PORTMAN, Sir Henry, 2nd Bt. (1596-1621), of Orchard Portman, Som.

Published in The History of Parliament: the House of Commons 1604-1629, ed. Andrew Thrush and John P. Ferris, 2010
Available from Cambridge University Press



1621 - 24 Feb. 1621

Family and Education

b. 31 Oct. 1596,1 1st s. of Sir John Portman, 1st bt., of Orchard Portman and Anne, da. of Sir Henry Gifford† of King’s Somborne, Hants; bro. of Sir Hugh, 4th bt.* and Sir William, 5th bt.†2 educ. M. Temple 1614.3 m. 20 July 1615 (with £5,000), Anne, da. of William Stanley, 6th earl of Derby, s.p.4 suc. fa. as 2nd bt. 4 Dec. 1612. d. 24 Feb. 1621.5

Offices Held

Gov. of Huish’s almshouses, Taunton, Som. 1616;6 kpr. Roche forest, Som. by 1618-d.;7 j.p.

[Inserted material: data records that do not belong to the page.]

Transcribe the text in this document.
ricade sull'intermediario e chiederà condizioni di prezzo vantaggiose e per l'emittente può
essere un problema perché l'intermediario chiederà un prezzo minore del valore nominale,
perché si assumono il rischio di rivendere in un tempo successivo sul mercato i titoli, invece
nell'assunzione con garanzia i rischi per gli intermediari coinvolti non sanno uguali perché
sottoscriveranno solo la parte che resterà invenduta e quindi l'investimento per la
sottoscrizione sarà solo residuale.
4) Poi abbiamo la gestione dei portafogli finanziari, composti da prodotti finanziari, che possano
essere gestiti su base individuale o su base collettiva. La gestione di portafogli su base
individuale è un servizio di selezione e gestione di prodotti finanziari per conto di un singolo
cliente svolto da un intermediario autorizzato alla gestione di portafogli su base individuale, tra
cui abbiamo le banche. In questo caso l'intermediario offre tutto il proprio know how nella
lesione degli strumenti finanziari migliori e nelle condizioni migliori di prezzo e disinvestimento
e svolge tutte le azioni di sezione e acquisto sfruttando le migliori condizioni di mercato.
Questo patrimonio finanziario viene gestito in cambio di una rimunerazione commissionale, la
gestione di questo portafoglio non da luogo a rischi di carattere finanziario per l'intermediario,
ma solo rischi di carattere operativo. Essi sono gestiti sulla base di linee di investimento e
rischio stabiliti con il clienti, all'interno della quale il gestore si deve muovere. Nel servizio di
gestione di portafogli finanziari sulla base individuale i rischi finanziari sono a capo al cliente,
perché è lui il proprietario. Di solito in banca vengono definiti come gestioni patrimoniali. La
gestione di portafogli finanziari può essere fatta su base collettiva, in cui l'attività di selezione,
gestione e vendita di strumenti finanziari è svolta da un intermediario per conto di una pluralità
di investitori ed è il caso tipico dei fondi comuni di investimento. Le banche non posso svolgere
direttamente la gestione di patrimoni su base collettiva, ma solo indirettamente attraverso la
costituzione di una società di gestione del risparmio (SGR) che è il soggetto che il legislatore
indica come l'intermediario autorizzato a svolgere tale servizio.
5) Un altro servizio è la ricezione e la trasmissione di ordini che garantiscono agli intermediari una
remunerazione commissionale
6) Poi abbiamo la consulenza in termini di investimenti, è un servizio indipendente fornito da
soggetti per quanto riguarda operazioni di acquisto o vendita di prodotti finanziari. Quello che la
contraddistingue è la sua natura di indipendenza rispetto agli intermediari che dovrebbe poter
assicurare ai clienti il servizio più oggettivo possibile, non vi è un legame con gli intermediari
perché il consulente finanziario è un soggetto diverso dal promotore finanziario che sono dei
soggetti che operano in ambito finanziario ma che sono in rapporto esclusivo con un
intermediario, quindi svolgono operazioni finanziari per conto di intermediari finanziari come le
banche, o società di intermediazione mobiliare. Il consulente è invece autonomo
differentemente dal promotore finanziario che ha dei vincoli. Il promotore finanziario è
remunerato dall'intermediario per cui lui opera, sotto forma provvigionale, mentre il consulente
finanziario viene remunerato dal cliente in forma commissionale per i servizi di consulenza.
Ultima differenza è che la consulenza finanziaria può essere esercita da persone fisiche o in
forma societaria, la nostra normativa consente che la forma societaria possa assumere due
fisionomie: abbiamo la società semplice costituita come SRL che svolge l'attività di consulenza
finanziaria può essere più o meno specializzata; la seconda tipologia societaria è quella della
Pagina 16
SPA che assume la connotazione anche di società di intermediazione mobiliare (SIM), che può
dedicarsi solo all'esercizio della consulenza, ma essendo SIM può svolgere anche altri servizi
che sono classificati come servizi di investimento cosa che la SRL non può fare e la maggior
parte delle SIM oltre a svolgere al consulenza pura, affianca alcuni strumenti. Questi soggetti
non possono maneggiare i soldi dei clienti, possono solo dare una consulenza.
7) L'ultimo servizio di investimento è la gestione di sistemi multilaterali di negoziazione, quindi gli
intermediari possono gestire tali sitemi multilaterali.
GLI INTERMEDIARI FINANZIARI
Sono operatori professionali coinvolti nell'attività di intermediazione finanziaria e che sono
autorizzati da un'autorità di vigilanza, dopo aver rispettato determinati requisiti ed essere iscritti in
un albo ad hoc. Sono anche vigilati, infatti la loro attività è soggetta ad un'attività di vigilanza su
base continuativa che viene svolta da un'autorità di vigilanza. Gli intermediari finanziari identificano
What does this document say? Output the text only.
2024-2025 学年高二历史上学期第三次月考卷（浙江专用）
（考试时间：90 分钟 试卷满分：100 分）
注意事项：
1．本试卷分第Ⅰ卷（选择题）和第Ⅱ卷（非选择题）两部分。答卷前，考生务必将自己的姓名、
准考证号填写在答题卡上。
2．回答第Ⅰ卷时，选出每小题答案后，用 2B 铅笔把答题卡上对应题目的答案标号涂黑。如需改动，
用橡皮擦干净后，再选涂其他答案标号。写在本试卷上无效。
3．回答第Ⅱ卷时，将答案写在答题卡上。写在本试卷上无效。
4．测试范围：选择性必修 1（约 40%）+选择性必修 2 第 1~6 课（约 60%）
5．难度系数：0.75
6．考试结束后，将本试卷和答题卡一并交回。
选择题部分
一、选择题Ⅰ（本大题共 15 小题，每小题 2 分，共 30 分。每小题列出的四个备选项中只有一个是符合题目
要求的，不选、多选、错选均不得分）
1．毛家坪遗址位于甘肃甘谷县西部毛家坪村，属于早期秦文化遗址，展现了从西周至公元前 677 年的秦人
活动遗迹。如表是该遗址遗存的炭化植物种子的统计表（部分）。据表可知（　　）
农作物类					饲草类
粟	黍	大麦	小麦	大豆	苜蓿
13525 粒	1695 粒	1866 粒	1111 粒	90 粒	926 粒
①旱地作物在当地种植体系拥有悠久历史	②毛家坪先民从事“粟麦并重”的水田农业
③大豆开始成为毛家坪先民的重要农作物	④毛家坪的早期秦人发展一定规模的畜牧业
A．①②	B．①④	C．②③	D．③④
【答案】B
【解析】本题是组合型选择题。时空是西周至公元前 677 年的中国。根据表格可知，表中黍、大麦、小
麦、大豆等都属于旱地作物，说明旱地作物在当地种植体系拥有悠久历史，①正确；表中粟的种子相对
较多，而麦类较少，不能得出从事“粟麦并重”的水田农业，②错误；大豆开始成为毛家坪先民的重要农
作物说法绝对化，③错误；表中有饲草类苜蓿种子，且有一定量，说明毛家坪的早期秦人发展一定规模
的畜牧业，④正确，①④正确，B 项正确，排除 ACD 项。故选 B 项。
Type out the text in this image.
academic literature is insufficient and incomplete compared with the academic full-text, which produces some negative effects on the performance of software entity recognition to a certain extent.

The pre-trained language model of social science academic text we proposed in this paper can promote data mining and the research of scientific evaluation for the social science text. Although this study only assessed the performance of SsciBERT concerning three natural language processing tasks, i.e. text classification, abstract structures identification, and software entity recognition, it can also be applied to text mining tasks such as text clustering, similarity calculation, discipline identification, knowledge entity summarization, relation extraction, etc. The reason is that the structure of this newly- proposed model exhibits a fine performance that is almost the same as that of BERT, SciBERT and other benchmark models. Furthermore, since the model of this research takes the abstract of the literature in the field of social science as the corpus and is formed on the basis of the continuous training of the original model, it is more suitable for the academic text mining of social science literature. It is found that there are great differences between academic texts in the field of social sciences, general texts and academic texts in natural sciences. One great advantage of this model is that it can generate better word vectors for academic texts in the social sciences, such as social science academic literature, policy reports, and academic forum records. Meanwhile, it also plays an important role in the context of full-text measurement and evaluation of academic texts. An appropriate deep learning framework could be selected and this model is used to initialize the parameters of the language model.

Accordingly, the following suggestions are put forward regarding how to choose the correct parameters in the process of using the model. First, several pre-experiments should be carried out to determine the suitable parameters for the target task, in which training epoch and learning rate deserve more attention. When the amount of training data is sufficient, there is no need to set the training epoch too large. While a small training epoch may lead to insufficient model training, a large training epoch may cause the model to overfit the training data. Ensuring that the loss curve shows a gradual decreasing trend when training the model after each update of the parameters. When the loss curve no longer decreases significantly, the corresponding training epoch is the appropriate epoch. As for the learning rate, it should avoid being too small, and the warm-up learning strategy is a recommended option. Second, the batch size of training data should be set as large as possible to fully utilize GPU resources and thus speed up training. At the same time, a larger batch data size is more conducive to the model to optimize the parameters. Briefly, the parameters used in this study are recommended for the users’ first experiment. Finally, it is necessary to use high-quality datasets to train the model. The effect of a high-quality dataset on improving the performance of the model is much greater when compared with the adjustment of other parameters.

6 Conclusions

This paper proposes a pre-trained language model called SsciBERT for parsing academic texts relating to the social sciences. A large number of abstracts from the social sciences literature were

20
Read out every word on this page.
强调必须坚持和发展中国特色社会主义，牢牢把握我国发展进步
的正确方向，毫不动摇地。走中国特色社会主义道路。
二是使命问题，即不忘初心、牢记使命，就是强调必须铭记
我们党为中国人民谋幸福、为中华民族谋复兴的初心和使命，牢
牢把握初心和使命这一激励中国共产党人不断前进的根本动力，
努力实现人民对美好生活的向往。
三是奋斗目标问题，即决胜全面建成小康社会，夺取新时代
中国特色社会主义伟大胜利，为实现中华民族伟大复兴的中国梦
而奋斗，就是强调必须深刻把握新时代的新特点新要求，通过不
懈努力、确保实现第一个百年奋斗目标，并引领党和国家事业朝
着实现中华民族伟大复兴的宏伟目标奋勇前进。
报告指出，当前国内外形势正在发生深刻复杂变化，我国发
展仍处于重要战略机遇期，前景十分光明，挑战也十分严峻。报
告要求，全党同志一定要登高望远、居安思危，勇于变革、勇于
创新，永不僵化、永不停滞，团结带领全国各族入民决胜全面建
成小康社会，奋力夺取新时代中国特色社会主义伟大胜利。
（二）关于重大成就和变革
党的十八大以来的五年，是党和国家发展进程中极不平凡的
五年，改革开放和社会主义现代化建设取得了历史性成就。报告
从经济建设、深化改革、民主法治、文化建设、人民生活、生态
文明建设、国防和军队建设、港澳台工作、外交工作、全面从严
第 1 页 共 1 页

Som., Devon and Dorset 1620-d.8


The Portman family was first recorded at Taunton in the thirteenth century, and regularly represented the borough from 1302. In the 1400s they acquired an estate two miles away at Orchard, which ‘well brooks the name, for it is seated in a very fertile soil for fruit’. By the seventeenth century this property included ‘a large fair house, well befitting the possessions of the owners’.9 Portman’s father, a ‘great landed baronet’, died in 1612 owning land in eight counties. The 16-year-old Portman’s wardship was sold for £2,300 to his mother, his uncles Sir Richard Gifford* and Sir Nicholas Halswell*, and several other trustees appointed by his father.10 In 1614 Portman became a trustee of a lectureship at White Lackington, Somerset. He was inaccurately reported three years later as having broken his neck. At about that time he succeeded his father as keeper of Roche forest, obtaining grants from first Anne of Denmark and then Prince Charles. An active officer, he even prosecuted poachers in Star Chamber in 1620.11

Portman, the first of his family to sit for Somerset, was returned to the 1621 Parliament without a contest. On 15 Feb. he was appointed to attend the conference with the Lords on the proposed joint petition against recusants. He was also named that day to consider the bill on sabbath observance.12 However, his Commons’ service was cut short nine days later, when he died ‘of the smallpox or purples’.13 In his will, drafted in November 1617, he left a third of his estate to his brother and heir John ‘for satisfaction of the law’, assigning the residue to trustees for payment of his other legacies and debts. The latter included £347 9s. owed to London tradesmen, and in particular a silkman. Portman’s widow subsequently married Sir Robert Kerr*, the future earl of Ancram.14

Ref Volumes: 1604-1629

Author: Alan Davidson


  • 1. Sales of Wards ed. M.J. Hawkins (Som. Rec. Soc. lxvii), 137.
  • 2. Vis. Som. (Harl. Soc. xi), 127.
  • 3. M. Temple Admiss.
  • 4. Memorials of St. Margaret’s, Westminster ed. A.M. Burke, 323; B. Coward, The Stanleys 1385-1672 (Chetham Soc. ser. 3. xxx), 57.
  • 5. Sales of Wards, 47, 137.
  • 6. J. Toulmin, Taunton, 219.
  • 7. STAC 8/237/18; Harl. 781, f. 29v.
  • 8. C231/4, f. 109.
  • 9. A.W. Vivian-Neal, ‘Orchard Portman’, Som. Arch. and Nat. Hist. Soc. lxxxix. 46; OR; Particular Description of Som. ed. E.H. Bates (Som. Rec. Soc. xv), 61.
  • 10. HMC Downshire, iv. 8; Sales of Wards, 137-43; PROB 11/121, f. 47.
  • 11. HMC Wells, ii. 368; CSP Dom. 1611-18, p. 484; Harl. 781, f.29v; STAC 8/237/18.
  • 12. CJ, i. 522b-3a.
  • 13. Chamberlain Letters ed. N.E. McClure, ii. 347.
  • 14. PROB 11/143, f. 417; T.G. Barnes, Som. 1625-40, p. 23n; Chamberlain Letters, ii. 404.